I’ve been neglecting posts on iCarly and Victorious lately. Part of that has been a matter of time management: other commitments have kept me from having the energy and time to sit down and write about the episodes. But another part has been the lack of anything really worth talking about in the most recent episodes of iCarly (sans the series finale, and I don’t know when I’ll get around to committing some thoughts on that) and particularly last week’s Victorious, which featured atrocious gender politics and a solid premise whose promise gets wasted by about halfway through the episode. All in all, “Cell Block” was not the show’s best moment. “Tori Fixes Beck And Jade,” on the other hand, was a perfect example of the show at its finest.
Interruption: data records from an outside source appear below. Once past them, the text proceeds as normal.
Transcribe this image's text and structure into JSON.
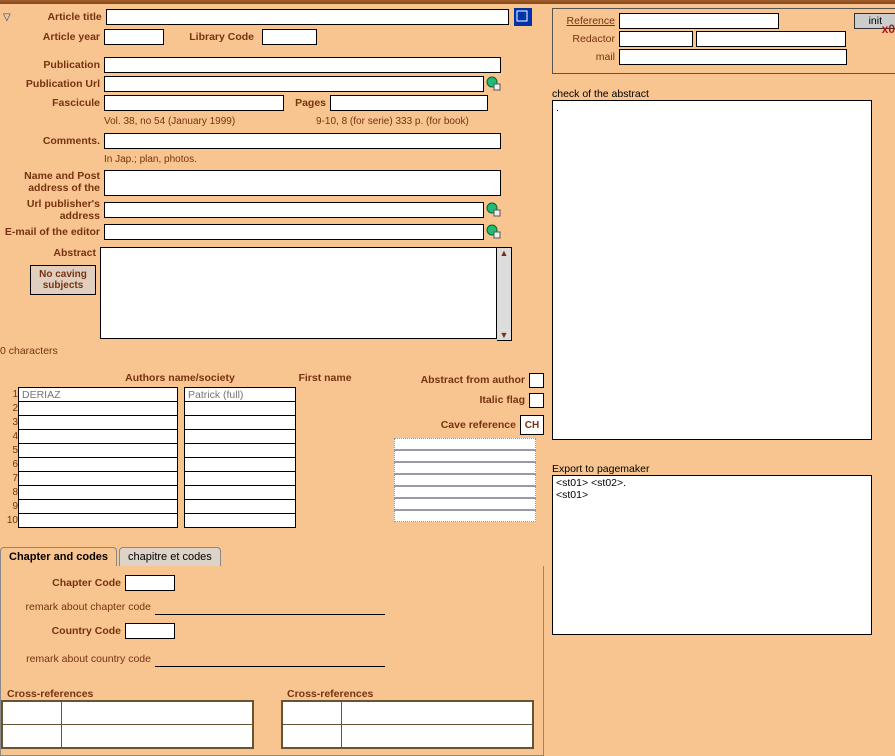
{
  "header": {
    "x_marker": "x0"
  },
  "left": {
    "article_title_label": "Article title",
    "article_title_value": "",
    "article_year_label": "Article year",
    "article_year_value": "",
    "library_code_label": "Library Code",
    "library_code_value": "",
    "publication_label": "Publication",
    "publication_value": "",
    "publication_url_label": "Publication Url",
    "publication_url_value": "",
    "fascicule_label": "Fascicule",
    "fascicule_value": "",
    "pages_label": "Pages",
    "pages_value": "",
    "fascicule_hint": "Vol. 38, no 54 (January 1999)",
    "pages_hint": "9-10, 8 (for serie)    333 p. (for book)",
    "comments_label": "Comments.",
    "comments_value": "",
    "comments_hint": "In Jap.; plan, photos.",
    "name_post_label_1": "Name and Post",
    "name_post_label_2": "address of the",
    "name_post_value": "",
    "url_pub_label_1": "Url publisher's",
    "url_pub_label_2": "address",
    "url_pub_value": "",
    "email_editor_label": "E-mail of the editor",
    "email_editor_value": "",
    "abstract_label": "Abstract",
    "abstract_value": "",
    "no_subj_btn": "No caving subjects",
    "char_count": "0 characters",
    "authors_name_header": "Authors name/society",
    "first_name_header": "First name",
    "authors": [
      {
        "n": "1",
        "name": "DERIAZ",
        "first": "Patrick (full)"
      },
      {
        "n": "2",
        "name": "",
        "first": ""
      },
      {
        "n": "3",
        "name": "",
        "first": ""
      },
      {
        "n": "4",
        "name": "",
        "first": ""
      },
      {
        "n": "5",
        "name": "",
        "first": ""
      },
      {
        "n": "6",
        "name": "",
        "first": ""
      },
      {
        "n": "7",
        "name": "",
        "first": ""
      },
      {
        "n": "8",
        "name": "",
        "first": ""
      },
      {
        "n": "9",
        "name": "",
        "first": ""
      },
      {
        "n": "10",
        "name": "",
        "first": ""
      }
    ],
    "abs_from_author_label": "Abstract from author",
    "italic_flag_label": "Italic flag",
    "cave_ref_label": "Cave reference",
    "cave_ref_btn": "CH",
    "tab1": "Chapter and codes",
    "tab2": "chapitre et codes",
    "chapter_code_label": "Chapter Code",
    "chapter_code_value": "",
    "remark_chapter_label": "remark about chapter code",
    "remark_chapter_value": "",
    "country_code_label": "Country Code",
    "country_code_value": "",
    "remark_country_label": "remark about country code",
    "remark_country_value": "",
    "cross_ref_label": "Cross-references"
  },
  "right": {
    "reference_label": "Reference",
    "reference_value": "",
    "init_btn": "init",
    "redactor_label": "Redactor",
    "redactor_value_1": "",
    "redactor_value_2": "",
    "mail_label": "mail",
    "mail_value": "",
    "check_abstract_label": "check of the abstract",
    "check_abstract_value": ".",
    "export_label": "Export to pagemaker",
    "export_value": "<st01> <st02>.\n<st01>"
  }
}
The most striking part about the episode is how it first presents Jade’s trademark characteristics — her ability to strike fear into the hearts of men, her tear-down of traditional dating rituals such as the cliched “you look nice today” line — as things to be alternately feared or laughed at. These characteristics are played up in this episode particularly because Beck gets hit on by a cute girl at the top, only to shoot her down because he has to count a big jar of coins. (That’s now on my list of “Weirdest Reasons to Reject a Date,” by the way.) Tori informs us (or if you’re a longtime viewer, reminds us) that by this point Beck and Jade have been broken up for months and that both of them have stalled a bit in the love department. Tori’s role in the episode is to play matchmaker, first to Jade so that she doesn’t have to worry about who Beck dates, and then to Beck with the cute girl, Meredith, for whom Jade harbors a long-term feelings of jealousy. Things sort of resolve themselves when Jade insists once more that she doesn’t care who Beck dates. But at the Full Moon Jam (another delightful excuse by Hollywood Arts to put on a concert and sell records, although I dig the title), Beck discovers that Meredith is, well, boring.
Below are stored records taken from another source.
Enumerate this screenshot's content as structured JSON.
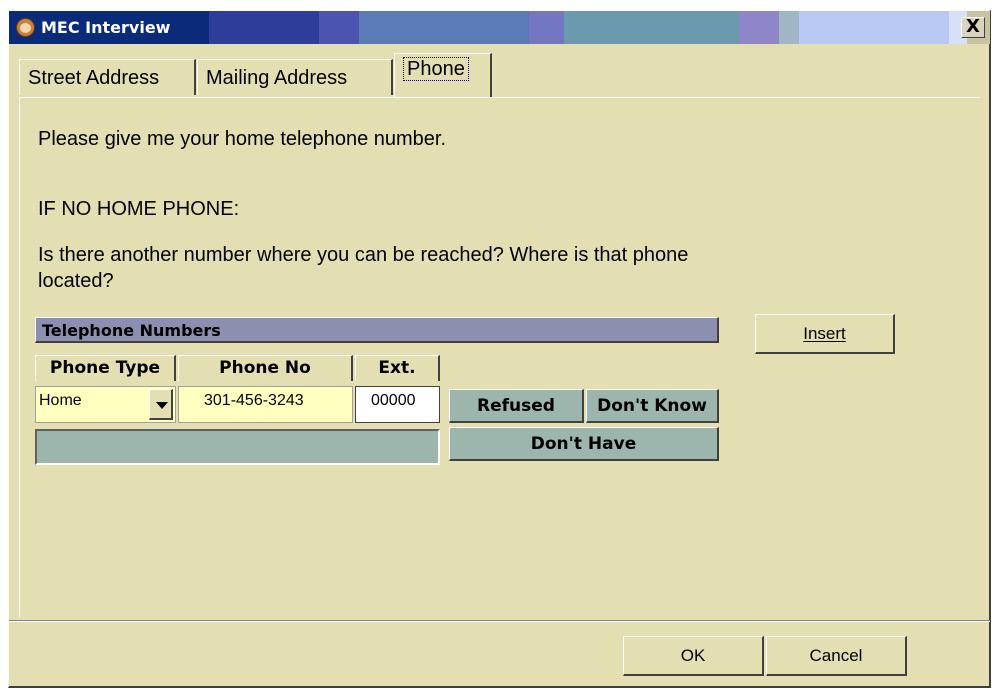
{
  "window": {
    "title": "MEC Interview",
    "close_label": "X"
  },
  "tabs": [
    {
      "label": "Street Address",
      "active": false
    },
    {
      "label": "Mailing Address",
      "active": false
    },
    {
      "label": "Phone",
      "active": true
    }
  ],
  "prompt": {
    "line1": "Please give me your home telephone number.",
    "line2": "IF NO HOME PHONE:",
    "line3a": "Is there another number where you can be reached?  Where is that phone",
    "line3b": "located?"
  },
  "telephone": {
    "header": "Telephone Numbers",
    "insert_label": "Insert",
    "columns": {
      "type": "Phone Type",
      "number": "Phone No",
      "ext": "Ext."
    },
    "row": {
      "type": "Home",
      "number": "301-456-3243",
      "ext": "00000"
    },
    "refused_label": "Refused",
    "dont_know_label": "Don't Know",
    "dont_have_label": "Don't Have"
  },
  "footer": {
    "ok_label": "OK",
    "cancel_label": "Cancel"
  },
  "colors": {
    "window_bg": "#e3dfb3",
    "grid_header": "#8d8fb0",
    "teal": "#9cb6ae",
    "input_yellow": "#ffffc0"
  }
}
In fact, Meredith as a character is revelatory because through her, Victorious succesfully turns its sympathies towards Jade in an episode that mostly follows Tori, Andre, and Beck. Meredith is so submissive to Beck that her personality is virtually non-existent. That does make her an object of the plot, and not a character in her own right, but it’s also how the show takes Jade’s trademarke characteristics, previously used for the purposes of horror and comedy, and turns them into positive celebrations of Jade as a person. Conflict, the show argues, is the heart of all things good and bad in this world. When Tori asks why Beck isn’t happy with Meredith, he replies, “Easy’s boring.” This echoes a conversation between Veronica and Logan at the alterna-prom near the end of season two of Veronica Mars:
Veronica: Come on. Ruined lives, bloodshed? You really think a relationship should be that hard?
Logan: No one writes songs about the ones that come easy.
Conflict is inherent to love, and it’s what makes Jade rise above the crowd and into the spotlight. The men placed before her in hopes of dating her are scared off by how opinionated she is, and how she can turn a conversation into an argument on a dime, but for Beck, that’s ideal. This glorification of Jade’s opinionated voice coalesces in the song she sings, “You Don’t Know Me,” which says, “You push me back, I’ll push you back/Harder, harder/You scream at me, I’ll scream at you/Louder, louder.”
And so Beck and Jade kiss and make up, after Gillies rocks a mighty fine song on stage, and Andre’s grandma yells a butterfly out of Cat’s ear (in a slight but funny subplot that mostly involves Ariana Grande screaming and slapping her ear a lot), and Sinjin sticks his head into a butterfly motel. The continuity nods (Tori first asks Andre to ask Jade out, because he had a crush on her, recalling the events of “Jade Gets Crushed”), the musical product as emotional catharsis, the weirdness — these are the things that make Victorious so much fun to watch.